C'est bien, ça, de penser qu'on pourrait s'interroger. Pourquoi ne pas le faire, alors? Trois choses me gênent beaucoup dans les raisonnements des partisans de la logique de marché:

  • la première, c'est que ces gens s'amusent souvent à faire des bilans sur des systèmes "ouverts", c'est-à-dire qu'ils ne comptabilisent pas toutes les entrées et toutes les sorties; ce qui leur permet ensuite de tenir des raisonnements en mettant en avant les arguments qui les arragent et en oubliant les autres. Ainsi, quand le système boursier et la stupidité associés amènent les banques à faire des profits en spéculant honteusement sur des produits financiers aberrants, ça ne pose de problème à personne, le pognon rentre et va nourrir les actionnaires. Mais quand tout commence à se planter (Ex. subprimes, bulle Internet et autres amusements du même genre), ce sont les Etats qui, tétanisés par la peur de la récession massive, mettent la main à la poche pour soutenir les banques défaillantes. Autrement dit, bénéfices pour le spéculateur, dettes pour le contribuable. Avec de tels dispositifs pour pomper le pognon, on serait vraiment un pauvre couillon de ne pas spéculer!
  • quand par hasard le marché arrive à faire quelque chose de bien, ce n'est pas pour des raisons structurelles, et encore moins morales. Ainsi, la hausse du prix du pétrole au sujet de laquelle nous sommes en désaccord n'intervient pas parce qu'il est souhaitable que l'économie mondiale apprenne à se passer du pétrole; elle n'intervient pas parce que les marchés sont visionnaires et qu'ils ont compris que tout cela aurait une fin: elle intervient de façon mécanique, parce que la ressource commence à manquer (ou du moins , la ressource bon marché). Et elle intervient peut-être trop tard, car avec tout le CO2 que l'économie du pétrole nous a amenés à rejeter dans l'atmosphère, on a peut-être déjà programmé une hausse moyenne de 5 degrés sur la température du globe pour les générations futures.
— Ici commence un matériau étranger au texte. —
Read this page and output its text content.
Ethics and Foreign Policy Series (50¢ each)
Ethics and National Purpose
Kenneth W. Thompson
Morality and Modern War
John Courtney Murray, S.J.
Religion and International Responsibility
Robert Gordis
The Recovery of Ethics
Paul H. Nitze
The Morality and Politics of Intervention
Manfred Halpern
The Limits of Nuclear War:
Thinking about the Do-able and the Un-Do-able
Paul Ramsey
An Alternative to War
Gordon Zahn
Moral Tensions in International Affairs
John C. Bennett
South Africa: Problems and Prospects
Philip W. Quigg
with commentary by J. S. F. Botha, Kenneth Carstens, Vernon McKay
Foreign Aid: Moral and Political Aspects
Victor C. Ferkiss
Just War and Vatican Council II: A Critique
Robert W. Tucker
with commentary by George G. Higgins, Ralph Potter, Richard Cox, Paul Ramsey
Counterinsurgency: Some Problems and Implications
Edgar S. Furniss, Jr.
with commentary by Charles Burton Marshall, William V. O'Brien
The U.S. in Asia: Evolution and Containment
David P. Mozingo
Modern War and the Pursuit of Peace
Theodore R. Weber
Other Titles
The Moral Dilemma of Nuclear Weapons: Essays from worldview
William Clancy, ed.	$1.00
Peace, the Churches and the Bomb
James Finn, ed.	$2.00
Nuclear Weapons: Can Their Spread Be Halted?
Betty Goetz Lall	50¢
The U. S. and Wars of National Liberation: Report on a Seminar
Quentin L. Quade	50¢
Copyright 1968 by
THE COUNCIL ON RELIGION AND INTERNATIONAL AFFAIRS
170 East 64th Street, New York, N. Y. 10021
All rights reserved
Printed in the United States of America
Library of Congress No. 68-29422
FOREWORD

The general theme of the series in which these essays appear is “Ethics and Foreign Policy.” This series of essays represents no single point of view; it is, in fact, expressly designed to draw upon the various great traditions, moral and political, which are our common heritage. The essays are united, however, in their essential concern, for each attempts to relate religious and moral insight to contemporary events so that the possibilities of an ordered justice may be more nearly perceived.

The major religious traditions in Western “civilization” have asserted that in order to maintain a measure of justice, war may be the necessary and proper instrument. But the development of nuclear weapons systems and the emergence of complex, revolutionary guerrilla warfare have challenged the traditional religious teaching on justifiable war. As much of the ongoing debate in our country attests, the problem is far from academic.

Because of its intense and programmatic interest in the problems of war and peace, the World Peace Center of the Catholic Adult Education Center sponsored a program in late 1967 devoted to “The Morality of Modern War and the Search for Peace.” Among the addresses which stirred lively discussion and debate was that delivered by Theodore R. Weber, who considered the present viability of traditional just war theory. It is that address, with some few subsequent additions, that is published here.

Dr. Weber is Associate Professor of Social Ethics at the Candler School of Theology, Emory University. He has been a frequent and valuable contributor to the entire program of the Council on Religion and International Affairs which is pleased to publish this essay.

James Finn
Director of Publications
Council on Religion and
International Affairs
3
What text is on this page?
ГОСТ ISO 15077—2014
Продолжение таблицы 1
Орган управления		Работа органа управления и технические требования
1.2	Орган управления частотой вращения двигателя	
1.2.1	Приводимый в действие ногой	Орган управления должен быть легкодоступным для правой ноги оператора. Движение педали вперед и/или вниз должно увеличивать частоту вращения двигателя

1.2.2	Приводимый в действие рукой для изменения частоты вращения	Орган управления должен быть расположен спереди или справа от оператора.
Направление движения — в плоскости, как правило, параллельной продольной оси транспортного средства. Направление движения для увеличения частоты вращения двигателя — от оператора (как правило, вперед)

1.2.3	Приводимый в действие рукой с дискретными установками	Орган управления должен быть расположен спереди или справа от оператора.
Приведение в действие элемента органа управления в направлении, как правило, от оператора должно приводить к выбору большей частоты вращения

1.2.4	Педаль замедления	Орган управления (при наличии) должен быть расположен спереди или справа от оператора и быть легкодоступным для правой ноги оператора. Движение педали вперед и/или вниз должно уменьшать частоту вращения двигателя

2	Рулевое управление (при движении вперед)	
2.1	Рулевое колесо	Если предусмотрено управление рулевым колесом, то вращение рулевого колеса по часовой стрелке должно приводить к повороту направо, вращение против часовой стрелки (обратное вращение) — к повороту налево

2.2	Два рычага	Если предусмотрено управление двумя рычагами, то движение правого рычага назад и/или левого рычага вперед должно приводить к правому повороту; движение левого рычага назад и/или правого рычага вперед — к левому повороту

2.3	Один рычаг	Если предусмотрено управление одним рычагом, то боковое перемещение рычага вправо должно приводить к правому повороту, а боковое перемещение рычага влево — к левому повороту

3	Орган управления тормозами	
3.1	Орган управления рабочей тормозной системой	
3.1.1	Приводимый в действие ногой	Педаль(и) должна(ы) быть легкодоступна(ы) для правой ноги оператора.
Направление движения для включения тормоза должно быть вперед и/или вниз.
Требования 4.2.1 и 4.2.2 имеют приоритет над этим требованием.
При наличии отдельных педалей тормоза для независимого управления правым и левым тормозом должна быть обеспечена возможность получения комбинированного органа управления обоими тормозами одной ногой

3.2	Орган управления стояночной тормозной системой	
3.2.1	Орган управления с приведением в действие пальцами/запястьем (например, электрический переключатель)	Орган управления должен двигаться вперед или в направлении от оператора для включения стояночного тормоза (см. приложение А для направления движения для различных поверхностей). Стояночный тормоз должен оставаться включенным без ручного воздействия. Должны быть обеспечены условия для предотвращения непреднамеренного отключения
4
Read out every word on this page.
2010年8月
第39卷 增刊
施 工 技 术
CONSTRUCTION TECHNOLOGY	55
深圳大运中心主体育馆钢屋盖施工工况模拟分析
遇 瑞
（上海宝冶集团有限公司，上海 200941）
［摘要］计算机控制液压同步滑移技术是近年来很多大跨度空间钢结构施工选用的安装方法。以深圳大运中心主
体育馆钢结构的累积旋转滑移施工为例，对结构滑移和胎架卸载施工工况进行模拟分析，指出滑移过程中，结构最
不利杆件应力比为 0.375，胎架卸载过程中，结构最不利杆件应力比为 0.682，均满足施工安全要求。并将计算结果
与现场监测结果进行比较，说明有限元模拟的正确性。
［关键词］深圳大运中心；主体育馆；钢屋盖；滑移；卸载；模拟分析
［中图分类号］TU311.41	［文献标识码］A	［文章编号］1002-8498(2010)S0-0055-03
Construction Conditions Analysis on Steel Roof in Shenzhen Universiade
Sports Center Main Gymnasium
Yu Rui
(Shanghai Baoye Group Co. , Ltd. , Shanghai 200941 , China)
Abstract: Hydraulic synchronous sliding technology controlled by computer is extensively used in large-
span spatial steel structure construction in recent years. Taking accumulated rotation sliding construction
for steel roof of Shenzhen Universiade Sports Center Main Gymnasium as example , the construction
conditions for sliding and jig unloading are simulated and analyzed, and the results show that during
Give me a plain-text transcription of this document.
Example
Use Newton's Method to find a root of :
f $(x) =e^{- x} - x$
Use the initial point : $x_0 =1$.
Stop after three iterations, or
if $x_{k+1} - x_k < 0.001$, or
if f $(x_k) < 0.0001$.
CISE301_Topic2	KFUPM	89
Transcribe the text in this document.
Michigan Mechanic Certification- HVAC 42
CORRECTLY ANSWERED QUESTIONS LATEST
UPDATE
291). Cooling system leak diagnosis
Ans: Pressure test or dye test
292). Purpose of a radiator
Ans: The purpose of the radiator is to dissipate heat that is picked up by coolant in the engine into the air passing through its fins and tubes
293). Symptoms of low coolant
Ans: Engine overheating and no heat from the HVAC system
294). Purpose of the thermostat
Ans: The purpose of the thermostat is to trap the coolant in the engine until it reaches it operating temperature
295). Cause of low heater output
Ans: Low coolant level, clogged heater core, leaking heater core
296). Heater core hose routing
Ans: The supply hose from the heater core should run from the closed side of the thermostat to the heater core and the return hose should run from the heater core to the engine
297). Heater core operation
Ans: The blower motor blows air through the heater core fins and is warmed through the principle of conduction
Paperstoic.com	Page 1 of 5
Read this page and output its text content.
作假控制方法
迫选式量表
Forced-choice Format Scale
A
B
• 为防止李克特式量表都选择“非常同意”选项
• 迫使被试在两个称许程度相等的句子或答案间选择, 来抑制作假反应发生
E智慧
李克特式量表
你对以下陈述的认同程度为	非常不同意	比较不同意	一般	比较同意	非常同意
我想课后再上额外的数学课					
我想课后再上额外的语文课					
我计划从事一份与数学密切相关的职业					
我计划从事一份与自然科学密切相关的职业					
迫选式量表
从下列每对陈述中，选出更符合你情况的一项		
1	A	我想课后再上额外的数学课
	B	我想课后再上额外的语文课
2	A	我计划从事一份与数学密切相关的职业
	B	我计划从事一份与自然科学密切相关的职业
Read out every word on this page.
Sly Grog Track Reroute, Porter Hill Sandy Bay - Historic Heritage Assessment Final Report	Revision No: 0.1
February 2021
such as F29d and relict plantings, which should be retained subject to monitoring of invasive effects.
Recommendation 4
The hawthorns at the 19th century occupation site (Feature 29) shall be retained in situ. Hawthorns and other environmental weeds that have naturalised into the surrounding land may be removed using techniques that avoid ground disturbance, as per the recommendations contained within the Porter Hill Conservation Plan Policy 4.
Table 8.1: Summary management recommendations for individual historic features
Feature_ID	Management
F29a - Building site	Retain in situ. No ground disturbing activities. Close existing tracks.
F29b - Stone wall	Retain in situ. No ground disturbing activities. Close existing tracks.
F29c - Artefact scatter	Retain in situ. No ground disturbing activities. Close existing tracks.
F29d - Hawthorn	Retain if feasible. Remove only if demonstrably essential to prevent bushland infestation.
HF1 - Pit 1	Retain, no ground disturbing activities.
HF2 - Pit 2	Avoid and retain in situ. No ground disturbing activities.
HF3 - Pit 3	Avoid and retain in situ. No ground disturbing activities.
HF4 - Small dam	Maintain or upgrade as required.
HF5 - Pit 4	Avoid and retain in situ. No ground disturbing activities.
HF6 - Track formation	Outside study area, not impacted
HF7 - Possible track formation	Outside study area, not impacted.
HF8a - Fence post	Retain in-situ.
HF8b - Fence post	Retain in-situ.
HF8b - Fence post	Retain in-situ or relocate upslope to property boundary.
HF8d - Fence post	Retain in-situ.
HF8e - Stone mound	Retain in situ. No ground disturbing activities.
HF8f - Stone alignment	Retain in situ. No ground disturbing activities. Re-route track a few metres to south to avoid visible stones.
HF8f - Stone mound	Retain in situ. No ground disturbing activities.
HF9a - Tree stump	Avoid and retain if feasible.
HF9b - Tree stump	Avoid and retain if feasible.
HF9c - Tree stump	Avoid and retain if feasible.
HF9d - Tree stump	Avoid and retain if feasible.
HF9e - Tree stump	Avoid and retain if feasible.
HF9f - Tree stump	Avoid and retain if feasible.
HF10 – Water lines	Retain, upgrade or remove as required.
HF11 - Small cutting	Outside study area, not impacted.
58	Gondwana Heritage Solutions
Mais, reconnaissez-le, si l'on découvrait soudain un gisement pétrolifère énorme qui ferait tripler l'autonomie énergétique de l'humanité, les prix baisseraient à nouveau et on serait repartis pour 50 ans, avec des émissions de CO2 à la hausse.
  • la troisième chose - et la plus grave à mon sens - c'est que les obsédés de l'économie théorique ont tendance à considérer le marché et les processus financiers comme des fins en soi, en oubliant que derrière les chiffres du CAC 40, du Dow Jones et les indices de chômage, il y a des gens. La croissance, le taux d'endettement, tout ça c'est bien joli, mais lorque l'on convertit cela en réalité humaine, ce n'est plus la même musique. Votre phrase m'évoque la question suivante: supposons que je vous dise: "ce serait bien qu'il y ait une rupture de barrage sur une zone urbanisée. Comme ça, on pourrait faire des mesures et ça me permettrait de valider mes techniques de simulation numérique"; qu'en penseriez-vous? Certes, une telle expérience ferait peut-être de moi un scientifique renommé, mais également un crétin fini. Même si vous ne connaissez rien à la mécanique des fluides et que vous n'avez aucune idée de ce que peut être un schéma aux volumes finis à capture de choc, vous auriez le droit de me dire que je suis un nase. Et vous auriez raison. Votre "interrogation possible" sur la vitesse de réaction des marchés me navre autant que pourrait vous navrer l'hypothétique expérience ci-dessus.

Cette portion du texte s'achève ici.